Some 700 firefighters were battling Spain's first major forest fire of the year Saturday, which was raging out of control 48 hours after it began, forcing 1,500 people to flee.
In an update on Twitter, the regional emergency services said the fire in Villanueva de Viver, some 90 kilometres (55 miles) north of Valencia, was a "highly-complex blaze taking place in weather conditions similar to those of the summer".
"700 people have been mobilised for the operation (to fight the fire). It has affected 3,900 hectares and has a 35-kilometre perimeter," they said, indicating the number of people forced out of their homes on Friday, some 1,500, had not changed.

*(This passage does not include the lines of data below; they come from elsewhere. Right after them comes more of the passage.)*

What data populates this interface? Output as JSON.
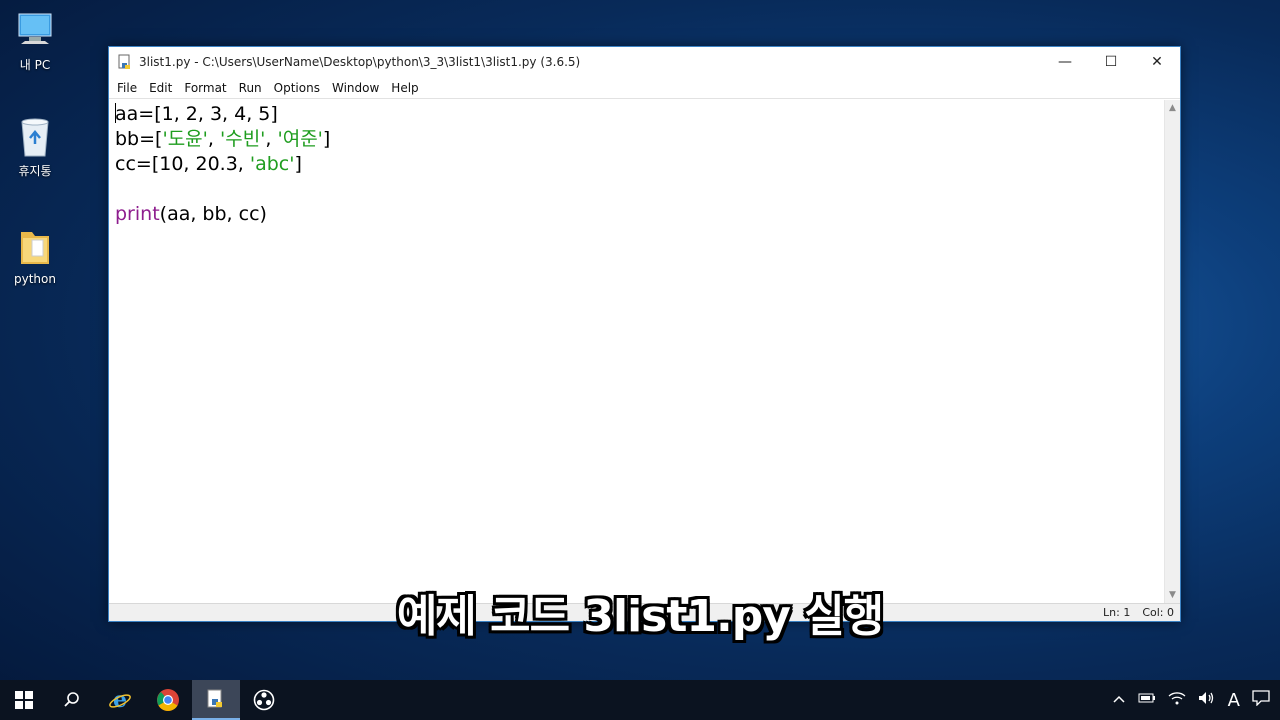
{
  "desktop": {
    "icons": [
      {
        "label": "내 PC",
        "icon": "pc-icon"
      },
      {
        "label": "휴지통",
        "icon": "recycle-bin-icon"
      },
      {
        "label": "python",
        "icon": "folder-icon"
      }
    ]
  },
  "window": {
    "title": "3list1.py - C:\\Users\\UserName\\Desktop\\python\\3_3\\3list1\\3list1.py (3.6.5)",
    "controls": {
      "minimize": "—",
      "maximize": "☐",
      "close": "✕"
    },
    "menu": [
      "File",
      "Edit",
      "Format",
      "Run",
      "Options",
      "Window",
      "Help"
    ],
    "code": {
      "l1": "aa=[1, 2, 3, 4, 5]",
      "l2_a": "bb=[",
      "l2_s1": "'도윤'",
      "l2_sep1": ", ",
      "l2_s2": "'수빈'",
      "l2_sep2": ", ",
      "l2_s3": "'여준'",
      "l2_b": "]",
      "l3_a": "cc=[10, 20.3, ",
      "l3_s": "'abc'",
      "l3_b": "]",
      "l5_kw": "print",
      "l5_rest": "(aa, bb, cc)"
    },
    "status": {
      "line": "Ln: 1",
      "col": "Col: 0"
    }
  },
  "subtitle": "예제 코드 3list1.py 실행",
  "taskbar": {
    "buttons": [
      "start-icon",
      "search-icon",
      "edge-icon",
      "chrome-icon",
      "idle-icon",
      "obs-icon"
    ],
    "tray_ime": "A"
  },
  "colors": {
    "string": "#1f9d1f",
    "keyword": "#8e1d8e",
    "taskbar": "#0b1320"
  }
}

They said the huge blaze remained "very voracious" with the work to put it out "very complicated".
Firefighters tweeted that they had deployed some 20 aerial units to help tackle the fire.

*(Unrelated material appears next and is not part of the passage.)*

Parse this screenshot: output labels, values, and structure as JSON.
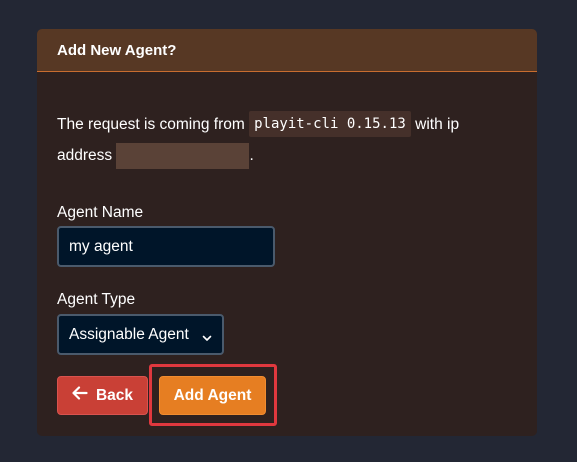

"Clearly the fire has not stabilised because it is still burning with great ferocity given that the weather conditions are almost like summer," Ximo Puig, leader of the Valencia region told Spain's RTVE public television.
The fire began just after midday (1200 GMT) on Thursday.

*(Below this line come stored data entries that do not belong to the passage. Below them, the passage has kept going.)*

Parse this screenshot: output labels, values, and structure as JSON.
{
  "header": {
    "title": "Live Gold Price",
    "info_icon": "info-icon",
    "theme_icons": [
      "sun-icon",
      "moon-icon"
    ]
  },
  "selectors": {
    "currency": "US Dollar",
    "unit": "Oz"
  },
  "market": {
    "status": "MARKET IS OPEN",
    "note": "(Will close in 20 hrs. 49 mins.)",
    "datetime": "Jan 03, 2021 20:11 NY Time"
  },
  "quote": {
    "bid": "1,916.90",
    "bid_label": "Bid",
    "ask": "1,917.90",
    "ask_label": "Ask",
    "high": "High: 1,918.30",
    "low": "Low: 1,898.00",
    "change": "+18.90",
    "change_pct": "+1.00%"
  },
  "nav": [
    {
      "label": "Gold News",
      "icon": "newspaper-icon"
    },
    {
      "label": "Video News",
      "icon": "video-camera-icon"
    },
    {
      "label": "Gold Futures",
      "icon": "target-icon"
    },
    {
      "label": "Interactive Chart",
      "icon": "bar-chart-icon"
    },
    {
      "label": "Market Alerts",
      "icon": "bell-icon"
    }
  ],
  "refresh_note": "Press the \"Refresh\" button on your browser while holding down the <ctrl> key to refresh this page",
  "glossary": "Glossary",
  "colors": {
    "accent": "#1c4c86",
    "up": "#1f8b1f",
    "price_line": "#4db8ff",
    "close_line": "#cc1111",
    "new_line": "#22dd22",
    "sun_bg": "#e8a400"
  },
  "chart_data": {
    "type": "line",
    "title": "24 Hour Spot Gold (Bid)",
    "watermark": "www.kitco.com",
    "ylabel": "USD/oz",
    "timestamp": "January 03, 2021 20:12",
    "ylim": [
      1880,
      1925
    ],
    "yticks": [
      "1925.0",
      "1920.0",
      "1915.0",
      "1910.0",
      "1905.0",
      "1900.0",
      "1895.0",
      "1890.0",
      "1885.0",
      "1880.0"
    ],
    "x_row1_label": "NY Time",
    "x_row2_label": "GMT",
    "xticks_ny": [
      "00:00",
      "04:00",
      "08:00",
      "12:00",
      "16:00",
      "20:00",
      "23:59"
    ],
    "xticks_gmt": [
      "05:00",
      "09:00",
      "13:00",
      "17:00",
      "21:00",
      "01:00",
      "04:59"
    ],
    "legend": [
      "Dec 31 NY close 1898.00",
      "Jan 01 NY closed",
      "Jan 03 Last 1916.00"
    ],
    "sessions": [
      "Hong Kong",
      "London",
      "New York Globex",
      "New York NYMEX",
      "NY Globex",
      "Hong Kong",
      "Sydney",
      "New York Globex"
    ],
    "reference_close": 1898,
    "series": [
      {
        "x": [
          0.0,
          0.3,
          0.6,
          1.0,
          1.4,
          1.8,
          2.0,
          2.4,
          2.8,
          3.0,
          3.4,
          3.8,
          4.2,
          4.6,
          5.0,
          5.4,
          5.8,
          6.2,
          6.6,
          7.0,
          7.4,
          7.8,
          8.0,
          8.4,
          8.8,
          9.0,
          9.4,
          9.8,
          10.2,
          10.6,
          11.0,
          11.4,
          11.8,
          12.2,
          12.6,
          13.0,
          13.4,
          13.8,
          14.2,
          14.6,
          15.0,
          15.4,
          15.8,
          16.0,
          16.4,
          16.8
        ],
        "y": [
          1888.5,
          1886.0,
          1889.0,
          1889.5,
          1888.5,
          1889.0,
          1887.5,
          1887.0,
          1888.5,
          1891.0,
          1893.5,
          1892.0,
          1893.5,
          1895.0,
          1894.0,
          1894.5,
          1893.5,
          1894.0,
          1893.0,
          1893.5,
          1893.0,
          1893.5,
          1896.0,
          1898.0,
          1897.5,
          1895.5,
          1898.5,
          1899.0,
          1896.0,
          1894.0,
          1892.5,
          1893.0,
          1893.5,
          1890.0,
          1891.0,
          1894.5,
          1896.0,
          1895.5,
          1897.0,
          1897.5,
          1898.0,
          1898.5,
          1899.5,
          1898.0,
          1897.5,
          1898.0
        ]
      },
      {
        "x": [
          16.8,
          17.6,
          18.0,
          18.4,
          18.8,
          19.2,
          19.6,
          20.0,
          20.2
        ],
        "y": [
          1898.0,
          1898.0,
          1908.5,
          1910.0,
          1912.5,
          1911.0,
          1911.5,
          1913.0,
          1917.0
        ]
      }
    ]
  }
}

Firefighters said the blaze was more typical of summer than of late March.
With the vegetation dried out by a lack of moisture in the atmosphere in recent months and large amounts of combustible biomass in the forests, conditions were "perfect" for such a blaze, Manolo Nicolas of the Castellon firefighters had told public radio on Friday.
In 2022, which was a particularly bad year for wildfires in Europe, Spain was the worst-hit country with nearly 500 blazes that destroyed more than 3,00,000 hectares, according to figures from the European Forest Fire Information System (EFFIS).